For me, minimal outlay matters becsuse I geg minimal benefit, and that's before even thinking about security privacy, etc.
Re: The rise of anti-consumerism on the internet
Quote:
Originally Posted by
badass
....
You almost certainly will not force them to change anything but it will be a right PITA for a significant number of employees there. If that practice is widespread however then they just might get in a lot of trouble.
Amen to that.
Individuals can be easily brushed off but large numbers oc consumers acting in concert, or even alone but in like manners, can force lazy companies to sit up and notice. Especially when it starts costing them.
Re: The rise of anti-consumerism on the internet
Quote:
Originally Posted by
Saracen
Fact is, I don't need a mobile phone at all, for work, and (I suspect, like you) it's a convenience and little more. As such, a big monthly bill isn't jystified for me and neither is a high-end model.
I have a Moto G5 smartphone, I leave mobile data on along with high accuracy location services. It gets used as my satnav not just for driving somewhere new, but on my usual commute using Waze to try and steer me around the inevitable traffic jams on that journey and save me some time.
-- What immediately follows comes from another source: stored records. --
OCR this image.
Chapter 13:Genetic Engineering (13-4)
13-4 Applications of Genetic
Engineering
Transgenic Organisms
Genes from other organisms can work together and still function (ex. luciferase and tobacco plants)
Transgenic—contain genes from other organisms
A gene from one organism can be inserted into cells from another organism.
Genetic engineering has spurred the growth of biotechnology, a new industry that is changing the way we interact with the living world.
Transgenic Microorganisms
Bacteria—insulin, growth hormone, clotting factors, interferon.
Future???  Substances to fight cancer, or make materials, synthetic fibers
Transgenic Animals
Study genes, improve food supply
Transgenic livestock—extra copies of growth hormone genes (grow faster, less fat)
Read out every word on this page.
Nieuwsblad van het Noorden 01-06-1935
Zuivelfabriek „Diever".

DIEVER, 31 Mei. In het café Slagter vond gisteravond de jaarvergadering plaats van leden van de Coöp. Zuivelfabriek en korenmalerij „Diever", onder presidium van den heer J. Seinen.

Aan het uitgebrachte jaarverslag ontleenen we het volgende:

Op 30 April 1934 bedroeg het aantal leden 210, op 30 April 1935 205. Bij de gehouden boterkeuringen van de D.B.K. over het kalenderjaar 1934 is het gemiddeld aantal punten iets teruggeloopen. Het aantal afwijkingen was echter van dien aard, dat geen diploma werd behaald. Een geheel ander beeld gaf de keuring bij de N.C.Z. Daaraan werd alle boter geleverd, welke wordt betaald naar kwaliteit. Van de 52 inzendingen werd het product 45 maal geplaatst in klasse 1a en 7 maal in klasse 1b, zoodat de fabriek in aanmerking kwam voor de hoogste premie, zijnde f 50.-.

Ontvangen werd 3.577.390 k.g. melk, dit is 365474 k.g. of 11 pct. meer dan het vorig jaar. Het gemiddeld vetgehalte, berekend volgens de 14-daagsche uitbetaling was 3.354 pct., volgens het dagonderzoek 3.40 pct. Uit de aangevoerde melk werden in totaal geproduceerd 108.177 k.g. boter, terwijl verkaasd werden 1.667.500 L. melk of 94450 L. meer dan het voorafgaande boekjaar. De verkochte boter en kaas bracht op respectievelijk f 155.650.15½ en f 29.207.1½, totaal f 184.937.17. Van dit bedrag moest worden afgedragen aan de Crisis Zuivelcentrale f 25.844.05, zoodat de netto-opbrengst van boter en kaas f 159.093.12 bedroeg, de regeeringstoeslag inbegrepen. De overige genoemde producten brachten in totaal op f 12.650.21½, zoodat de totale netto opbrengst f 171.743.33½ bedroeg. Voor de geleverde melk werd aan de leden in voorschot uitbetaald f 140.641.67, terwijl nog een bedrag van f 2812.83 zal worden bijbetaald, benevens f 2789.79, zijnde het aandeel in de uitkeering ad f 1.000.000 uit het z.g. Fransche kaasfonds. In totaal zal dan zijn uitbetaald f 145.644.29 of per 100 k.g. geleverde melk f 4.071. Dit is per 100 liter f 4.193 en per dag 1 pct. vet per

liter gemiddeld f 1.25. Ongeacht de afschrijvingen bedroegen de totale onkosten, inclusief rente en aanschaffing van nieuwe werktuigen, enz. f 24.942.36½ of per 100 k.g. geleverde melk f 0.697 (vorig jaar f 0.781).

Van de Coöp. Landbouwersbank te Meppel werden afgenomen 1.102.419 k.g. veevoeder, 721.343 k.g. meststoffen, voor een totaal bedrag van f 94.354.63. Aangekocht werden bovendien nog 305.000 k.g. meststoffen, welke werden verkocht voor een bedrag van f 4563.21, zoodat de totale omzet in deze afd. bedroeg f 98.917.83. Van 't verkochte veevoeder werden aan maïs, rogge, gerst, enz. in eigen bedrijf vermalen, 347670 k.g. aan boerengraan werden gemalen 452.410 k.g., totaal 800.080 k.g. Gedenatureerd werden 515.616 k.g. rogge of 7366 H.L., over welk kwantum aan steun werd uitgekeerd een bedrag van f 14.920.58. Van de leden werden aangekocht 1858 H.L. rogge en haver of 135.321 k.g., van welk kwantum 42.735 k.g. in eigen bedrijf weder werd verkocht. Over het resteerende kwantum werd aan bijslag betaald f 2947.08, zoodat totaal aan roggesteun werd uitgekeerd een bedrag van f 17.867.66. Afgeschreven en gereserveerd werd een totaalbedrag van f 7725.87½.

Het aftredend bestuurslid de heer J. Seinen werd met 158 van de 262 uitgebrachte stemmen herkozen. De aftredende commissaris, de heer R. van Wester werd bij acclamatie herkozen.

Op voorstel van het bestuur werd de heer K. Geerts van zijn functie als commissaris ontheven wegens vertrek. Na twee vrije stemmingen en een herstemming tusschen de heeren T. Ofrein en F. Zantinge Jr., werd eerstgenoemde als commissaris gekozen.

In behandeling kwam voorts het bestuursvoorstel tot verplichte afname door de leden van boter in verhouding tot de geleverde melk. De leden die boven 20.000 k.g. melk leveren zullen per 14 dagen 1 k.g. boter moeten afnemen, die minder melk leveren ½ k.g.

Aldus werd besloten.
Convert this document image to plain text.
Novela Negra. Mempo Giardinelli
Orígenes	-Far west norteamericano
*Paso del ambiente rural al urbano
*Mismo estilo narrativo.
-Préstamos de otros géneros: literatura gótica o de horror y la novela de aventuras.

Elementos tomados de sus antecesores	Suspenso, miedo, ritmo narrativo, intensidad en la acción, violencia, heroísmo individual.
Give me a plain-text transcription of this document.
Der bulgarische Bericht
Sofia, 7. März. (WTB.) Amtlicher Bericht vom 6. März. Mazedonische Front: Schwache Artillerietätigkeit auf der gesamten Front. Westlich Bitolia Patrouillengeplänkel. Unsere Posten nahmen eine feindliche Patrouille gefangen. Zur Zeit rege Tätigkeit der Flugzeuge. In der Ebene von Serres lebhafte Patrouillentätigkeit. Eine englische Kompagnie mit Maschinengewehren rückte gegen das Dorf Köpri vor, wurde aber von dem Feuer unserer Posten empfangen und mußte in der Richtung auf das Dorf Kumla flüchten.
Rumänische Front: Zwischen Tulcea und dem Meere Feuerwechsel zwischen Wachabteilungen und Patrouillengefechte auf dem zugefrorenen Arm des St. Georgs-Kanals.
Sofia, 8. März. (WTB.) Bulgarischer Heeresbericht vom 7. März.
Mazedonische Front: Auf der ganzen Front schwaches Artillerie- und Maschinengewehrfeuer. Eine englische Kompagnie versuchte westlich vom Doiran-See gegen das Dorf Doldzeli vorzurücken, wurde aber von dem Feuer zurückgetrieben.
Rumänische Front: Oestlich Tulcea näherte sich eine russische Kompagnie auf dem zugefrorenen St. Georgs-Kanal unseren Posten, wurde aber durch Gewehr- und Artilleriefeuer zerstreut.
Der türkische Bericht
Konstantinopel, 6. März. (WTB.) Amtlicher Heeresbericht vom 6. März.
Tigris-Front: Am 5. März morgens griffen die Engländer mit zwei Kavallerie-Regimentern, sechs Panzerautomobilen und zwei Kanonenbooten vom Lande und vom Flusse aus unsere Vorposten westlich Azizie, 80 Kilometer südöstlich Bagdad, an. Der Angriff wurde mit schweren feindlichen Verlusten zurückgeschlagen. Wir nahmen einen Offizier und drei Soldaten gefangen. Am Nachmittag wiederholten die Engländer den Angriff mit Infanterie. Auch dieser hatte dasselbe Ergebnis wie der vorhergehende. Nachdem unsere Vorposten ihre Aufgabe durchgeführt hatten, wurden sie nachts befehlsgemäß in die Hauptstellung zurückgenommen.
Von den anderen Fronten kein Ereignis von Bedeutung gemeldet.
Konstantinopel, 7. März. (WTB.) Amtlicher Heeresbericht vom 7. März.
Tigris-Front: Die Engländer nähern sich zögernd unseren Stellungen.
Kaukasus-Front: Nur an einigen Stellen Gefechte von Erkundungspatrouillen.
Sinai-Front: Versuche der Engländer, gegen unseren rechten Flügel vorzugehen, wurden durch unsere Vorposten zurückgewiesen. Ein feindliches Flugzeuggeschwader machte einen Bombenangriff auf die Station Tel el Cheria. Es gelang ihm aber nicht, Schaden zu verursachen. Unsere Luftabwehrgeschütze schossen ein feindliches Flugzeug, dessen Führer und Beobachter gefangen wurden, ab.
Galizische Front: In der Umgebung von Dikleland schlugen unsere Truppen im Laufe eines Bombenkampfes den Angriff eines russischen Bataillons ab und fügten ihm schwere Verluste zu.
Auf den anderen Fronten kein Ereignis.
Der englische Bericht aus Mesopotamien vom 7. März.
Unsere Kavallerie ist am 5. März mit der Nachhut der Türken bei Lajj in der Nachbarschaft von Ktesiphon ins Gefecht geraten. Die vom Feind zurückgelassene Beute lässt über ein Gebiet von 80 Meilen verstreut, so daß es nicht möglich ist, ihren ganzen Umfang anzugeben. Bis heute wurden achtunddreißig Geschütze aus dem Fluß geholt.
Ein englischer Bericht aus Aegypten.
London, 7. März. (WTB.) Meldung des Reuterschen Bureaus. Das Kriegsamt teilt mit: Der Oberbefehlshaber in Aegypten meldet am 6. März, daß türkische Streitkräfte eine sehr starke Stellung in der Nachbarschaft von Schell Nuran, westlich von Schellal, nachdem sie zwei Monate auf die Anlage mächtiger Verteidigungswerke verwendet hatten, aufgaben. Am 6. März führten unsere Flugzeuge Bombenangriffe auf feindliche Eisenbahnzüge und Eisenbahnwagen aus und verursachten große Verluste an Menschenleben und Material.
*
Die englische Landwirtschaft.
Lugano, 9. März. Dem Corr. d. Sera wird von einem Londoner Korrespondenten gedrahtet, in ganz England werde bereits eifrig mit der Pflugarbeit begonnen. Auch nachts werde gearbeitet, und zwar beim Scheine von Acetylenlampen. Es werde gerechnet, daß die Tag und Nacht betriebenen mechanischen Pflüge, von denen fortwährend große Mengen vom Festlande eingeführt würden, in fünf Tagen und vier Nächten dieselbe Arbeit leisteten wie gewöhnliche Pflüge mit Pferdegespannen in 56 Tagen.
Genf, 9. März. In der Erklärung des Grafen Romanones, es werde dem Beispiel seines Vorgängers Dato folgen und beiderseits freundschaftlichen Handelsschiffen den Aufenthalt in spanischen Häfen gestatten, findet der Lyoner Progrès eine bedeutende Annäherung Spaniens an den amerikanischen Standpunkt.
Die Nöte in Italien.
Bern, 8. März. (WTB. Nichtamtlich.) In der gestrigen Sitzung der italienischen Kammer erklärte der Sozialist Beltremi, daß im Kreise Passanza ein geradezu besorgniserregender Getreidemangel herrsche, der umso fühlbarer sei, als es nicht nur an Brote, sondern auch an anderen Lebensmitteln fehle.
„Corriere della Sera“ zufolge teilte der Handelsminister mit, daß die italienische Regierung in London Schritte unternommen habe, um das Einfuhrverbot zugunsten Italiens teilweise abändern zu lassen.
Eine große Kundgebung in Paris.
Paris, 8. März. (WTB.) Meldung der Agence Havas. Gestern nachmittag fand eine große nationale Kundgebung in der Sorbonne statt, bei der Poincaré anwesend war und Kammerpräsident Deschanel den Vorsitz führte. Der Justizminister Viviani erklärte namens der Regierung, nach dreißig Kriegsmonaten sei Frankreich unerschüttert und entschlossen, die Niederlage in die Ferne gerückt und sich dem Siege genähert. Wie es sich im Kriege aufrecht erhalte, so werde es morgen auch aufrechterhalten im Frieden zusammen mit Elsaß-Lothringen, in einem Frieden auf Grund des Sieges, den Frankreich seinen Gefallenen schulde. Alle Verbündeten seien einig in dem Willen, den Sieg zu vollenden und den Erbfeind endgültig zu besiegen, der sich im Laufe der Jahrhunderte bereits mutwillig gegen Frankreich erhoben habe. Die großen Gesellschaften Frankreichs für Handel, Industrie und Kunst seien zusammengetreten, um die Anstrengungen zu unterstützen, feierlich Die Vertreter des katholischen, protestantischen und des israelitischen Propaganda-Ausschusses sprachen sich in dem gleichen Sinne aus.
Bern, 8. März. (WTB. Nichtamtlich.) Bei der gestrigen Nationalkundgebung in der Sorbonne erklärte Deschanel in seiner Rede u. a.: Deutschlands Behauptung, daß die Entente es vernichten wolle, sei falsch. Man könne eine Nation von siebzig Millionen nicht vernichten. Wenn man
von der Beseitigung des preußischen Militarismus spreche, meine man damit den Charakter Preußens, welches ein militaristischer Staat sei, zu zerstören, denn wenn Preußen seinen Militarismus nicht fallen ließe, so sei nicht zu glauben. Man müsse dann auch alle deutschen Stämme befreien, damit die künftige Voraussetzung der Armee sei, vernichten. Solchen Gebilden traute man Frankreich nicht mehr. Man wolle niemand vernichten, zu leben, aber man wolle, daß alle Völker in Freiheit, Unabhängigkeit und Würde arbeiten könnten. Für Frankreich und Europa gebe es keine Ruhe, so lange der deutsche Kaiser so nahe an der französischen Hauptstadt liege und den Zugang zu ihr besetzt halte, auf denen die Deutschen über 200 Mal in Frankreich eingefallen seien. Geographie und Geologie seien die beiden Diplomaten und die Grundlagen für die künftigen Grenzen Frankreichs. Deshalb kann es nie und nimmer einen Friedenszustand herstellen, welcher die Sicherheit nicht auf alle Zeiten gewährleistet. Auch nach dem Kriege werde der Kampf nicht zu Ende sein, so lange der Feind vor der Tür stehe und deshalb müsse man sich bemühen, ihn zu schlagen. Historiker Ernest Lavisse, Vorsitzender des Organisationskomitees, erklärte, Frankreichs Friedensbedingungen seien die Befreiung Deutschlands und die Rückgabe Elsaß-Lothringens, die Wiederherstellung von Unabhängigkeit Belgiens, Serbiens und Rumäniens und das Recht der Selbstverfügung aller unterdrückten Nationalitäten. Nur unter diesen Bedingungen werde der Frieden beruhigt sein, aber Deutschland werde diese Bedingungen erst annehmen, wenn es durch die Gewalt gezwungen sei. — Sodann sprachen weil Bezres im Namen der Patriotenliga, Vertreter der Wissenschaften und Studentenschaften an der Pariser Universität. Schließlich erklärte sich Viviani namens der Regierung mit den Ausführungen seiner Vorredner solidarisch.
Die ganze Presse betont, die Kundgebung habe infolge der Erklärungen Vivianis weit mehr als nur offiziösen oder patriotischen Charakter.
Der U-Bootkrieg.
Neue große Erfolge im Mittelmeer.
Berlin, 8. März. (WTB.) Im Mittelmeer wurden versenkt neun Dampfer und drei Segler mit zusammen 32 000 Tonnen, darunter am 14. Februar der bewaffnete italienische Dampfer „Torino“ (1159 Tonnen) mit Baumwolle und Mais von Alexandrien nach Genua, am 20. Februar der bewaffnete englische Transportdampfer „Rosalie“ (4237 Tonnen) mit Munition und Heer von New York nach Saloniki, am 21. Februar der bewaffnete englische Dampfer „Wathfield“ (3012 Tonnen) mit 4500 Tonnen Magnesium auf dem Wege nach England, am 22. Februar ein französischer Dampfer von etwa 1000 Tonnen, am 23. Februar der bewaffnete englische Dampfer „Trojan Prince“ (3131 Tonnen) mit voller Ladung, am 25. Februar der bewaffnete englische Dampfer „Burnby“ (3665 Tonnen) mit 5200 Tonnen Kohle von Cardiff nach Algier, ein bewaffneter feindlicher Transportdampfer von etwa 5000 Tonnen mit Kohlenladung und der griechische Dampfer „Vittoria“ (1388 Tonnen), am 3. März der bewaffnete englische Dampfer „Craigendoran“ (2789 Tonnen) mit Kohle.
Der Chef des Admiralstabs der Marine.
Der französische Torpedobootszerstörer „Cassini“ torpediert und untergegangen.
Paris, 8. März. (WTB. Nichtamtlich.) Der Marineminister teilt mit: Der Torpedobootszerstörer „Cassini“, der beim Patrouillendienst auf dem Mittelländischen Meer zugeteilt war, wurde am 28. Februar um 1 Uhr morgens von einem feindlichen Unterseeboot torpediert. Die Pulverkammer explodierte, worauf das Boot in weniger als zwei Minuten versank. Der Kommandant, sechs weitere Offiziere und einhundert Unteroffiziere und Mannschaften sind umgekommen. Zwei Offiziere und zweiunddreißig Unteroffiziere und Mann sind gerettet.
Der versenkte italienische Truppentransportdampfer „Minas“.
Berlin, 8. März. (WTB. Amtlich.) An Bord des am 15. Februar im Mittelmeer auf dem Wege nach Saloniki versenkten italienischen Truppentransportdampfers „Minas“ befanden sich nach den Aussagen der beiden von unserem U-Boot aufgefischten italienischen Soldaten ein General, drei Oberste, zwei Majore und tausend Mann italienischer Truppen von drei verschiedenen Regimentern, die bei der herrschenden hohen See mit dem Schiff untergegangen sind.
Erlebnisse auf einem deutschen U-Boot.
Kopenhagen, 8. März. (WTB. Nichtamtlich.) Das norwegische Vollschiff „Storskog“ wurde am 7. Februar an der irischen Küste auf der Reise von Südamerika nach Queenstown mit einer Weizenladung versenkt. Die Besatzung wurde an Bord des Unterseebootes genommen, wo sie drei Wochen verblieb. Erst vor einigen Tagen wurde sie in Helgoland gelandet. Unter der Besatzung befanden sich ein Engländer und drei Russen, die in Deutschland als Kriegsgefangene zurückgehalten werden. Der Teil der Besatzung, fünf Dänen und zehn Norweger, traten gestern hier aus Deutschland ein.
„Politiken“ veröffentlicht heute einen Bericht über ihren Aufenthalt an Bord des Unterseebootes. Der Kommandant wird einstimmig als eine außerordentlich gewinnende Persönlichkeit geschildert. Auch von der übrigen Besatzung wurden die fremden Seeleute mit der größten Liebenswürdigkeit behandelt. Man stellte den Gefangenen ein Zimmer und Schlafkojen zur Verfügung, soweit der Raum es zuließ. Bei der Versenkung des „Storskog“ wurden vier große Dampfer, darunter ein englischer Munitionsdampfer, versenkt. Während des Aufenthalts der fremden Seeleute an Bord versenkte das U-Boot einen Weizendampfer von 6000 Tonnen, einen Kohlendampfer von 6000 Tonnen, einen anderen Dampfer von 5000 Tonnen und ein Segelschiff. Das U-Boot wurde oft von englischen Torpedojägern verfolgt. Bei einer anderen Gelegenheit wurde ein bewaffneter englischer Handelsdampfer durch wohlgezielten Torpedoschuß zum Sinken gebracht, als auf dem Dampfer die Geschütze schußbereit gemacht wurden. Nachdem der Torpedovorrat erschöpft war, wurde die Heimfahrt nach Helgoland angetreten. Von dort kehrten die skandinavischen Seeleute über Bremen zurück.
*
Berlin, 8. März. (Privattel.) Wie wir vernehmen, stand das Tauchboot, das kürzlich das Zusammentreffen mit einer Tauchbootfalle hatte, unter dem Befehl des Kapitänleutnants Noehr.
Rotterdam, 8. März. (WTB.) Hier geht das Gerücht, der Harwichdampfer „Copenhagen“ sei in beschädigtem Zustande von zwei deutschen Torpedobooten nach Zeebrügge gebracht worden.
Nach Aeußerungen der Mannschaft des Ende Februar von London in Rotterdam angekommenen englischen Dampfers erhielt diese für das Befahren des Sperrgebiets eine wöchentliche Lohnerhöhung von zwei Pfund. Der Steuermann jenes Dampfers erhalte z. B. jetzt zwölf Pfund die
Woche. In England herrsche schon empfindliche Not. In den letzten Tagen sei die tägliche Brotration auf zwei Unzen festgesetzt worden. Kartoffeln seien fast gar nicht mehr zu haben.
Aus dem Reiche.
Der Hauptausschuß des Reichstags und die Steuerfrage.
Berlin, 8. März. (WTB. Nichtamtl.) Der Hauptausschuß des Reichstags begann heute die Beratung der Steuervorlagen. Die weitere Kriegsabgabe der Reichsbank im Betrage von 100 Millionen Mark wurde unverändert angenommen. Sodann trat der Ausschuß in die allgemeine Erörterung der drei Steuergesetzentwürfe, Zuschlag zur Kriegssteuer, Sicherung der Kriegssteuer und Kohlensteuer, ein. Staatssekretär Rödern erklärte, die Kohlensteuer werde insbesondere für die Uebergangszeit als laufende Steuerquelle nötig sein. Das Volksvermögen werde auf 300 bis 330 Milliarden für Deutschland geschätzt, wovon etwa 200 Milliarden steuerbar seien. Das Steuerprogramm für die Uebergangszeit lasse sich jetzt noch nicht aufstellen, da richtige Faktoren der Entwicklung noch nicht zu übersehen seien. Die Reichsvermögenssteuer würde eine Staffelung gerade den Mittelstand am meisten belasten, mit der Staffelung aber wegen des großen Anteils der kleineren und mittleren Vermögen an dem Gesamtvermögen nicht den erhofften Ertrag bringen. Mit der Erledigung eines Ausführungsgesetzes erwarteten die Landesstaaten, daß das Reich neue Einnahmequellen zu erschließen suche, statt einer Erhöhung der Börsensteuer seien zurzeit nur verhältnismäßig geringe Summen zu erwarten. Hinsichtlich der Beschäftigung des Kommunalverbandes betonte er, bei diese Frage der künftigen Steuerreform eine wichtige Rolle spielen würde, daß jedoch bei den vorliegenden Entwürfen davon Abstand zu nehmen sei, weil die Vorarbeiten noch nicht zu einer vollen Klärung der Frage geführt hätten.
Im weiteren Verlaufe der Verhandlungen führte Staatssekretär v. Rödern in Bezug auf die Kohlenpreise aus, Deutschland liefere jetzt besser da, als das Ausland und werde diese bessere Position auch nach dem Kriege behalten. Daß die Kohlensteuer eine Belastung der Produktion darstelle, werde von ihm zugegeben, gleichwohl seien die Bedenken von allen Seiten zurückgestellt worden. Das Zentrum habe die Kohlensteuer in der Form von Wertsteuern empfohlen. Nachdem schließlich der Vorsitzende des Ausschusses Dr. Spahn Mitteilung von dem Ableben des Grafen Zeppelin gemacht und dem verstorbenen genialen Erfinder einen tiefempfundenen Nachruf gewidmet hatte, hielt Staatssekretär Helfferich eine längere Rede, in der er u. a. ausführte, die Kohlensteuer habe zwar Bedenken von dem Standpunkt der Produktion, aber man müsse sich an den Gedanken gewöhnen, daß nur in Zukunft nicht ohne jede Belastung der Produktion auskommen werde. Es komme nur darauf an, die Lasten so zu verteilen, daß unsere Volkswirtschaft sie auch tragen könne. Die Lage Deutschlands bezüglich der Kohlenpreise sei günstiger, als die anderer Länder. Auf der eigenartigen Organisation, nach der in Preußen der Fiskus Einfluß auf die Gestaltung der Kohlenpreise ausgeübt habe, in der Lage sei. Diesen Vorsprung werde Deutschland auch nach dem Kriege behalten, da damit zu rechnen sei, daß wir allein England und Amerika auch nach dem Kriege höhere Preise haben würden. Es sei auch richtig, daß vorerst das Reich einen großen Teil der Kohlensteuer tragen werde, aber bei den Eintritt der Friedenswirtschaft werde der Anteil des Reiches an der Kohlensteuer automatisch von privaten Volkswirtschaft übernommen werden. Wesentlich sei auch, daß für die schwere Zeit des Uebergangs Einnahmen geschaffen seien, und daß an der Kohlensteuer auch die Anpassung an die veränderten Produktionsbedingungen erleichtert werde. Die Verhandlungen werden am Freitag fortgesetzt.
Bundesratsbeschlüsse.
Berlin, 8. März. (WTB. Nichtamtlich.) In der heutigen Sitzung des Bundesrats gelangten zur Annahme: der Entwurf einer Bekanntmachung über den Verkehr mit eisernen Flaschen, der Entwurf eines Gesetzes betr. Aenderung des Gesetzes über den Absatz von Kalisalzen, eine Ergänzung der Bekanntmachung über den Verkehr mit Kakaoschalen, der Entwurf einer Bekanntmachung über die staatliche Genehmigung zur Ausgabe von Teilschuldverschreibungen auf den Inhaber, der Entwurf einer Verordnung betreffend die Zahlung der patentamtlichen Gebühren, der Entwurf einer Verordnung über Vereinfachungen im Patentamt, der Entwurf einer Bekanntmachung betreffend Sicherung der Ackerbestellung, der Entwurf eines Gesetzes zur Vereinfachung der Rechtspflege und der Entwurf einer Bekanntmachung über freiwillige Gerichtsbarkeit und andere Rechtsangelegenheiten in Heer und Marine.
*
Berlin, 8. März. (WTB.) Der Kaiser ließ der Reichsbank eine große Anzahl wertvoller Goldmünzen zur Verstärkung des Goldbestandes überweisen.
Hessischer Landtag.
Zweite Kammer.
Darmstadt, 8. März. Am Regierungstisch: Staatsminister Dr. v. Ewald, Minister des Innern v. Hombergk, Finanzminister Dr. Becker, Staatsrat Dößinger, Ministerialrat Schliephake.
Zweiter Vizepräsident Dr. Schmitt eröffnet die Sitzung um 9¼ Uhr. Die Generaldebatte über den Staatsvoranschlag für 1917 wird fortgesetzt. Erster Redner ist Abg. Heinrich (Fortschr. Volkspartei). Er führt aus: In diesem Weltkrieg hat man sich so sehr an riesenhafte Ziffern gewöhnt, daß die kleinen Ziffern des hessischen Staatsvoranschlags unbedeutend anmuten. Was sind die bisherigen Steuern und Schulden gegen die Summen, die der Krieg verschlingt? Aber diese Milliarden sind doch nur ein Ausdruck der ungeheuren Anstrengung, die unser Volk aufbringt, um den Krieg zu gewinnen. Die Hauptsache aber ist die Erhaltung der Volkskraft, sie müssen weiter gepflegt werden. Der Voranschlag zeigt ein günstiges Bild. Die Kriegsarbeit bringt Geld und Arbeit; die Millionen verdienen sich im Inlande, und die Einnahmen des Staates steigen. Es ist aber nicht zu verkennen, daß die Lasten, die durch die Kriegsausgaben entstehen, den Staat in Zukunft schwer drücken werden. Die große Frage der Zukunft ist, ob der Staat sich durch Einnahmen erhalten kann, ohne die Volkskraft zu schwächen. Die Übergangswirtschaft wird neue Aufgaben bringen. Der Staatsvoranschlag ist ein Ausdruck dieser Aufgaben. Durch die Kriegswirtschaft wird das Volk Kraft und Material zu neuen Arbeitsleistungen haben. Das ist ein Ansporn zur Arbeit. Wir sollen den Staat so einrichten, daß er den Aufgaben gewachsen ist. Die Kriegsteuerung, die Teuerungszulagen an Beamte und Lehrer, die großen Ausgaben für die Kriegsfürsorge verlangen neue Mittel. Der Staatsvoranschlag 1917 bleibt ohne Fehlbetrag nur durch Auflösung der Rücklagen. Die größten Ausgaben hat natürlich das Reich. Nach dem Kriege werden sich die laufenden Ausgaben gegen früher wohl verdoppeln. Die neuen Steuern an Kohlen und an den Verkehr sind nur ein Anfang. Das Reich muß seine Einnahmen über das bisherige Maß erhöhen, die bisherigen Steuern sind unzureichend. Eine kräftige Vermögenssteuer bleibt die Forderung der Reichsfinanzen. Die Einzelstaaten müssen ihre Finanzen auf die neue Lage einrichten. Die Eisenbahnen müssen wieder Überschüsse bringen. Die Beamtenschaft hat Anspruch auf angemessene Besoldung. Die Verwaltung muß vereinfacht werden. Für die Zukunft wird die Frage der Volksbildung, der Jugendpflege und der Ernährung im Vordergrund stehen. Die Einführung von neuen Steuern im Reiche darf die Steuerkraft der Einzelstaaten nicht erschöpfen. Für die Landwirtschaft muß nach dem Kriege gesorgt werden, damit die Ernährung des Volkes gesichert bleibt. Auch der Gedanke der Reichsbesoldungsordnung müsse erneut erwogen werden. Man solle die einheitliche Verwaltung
I track exercise with Google Fit. So it does get used quite a bit, I'm not holding back.
It really helps that when at the office I get WiFi, but on Three their topups don't expire and the metering is fair so a tenner gets me 1GB of data minus a few texts (3p each) which lasts me about 3 months. On some sims the same money would last me about 2 weeks, I think most companies just make topup really expensive to push people onto contracts which can be comparatively cheap.
So if you are using over 1GB per month you are probably better off on contract, but I have only managed that when working for a company that didn't give WiFi access.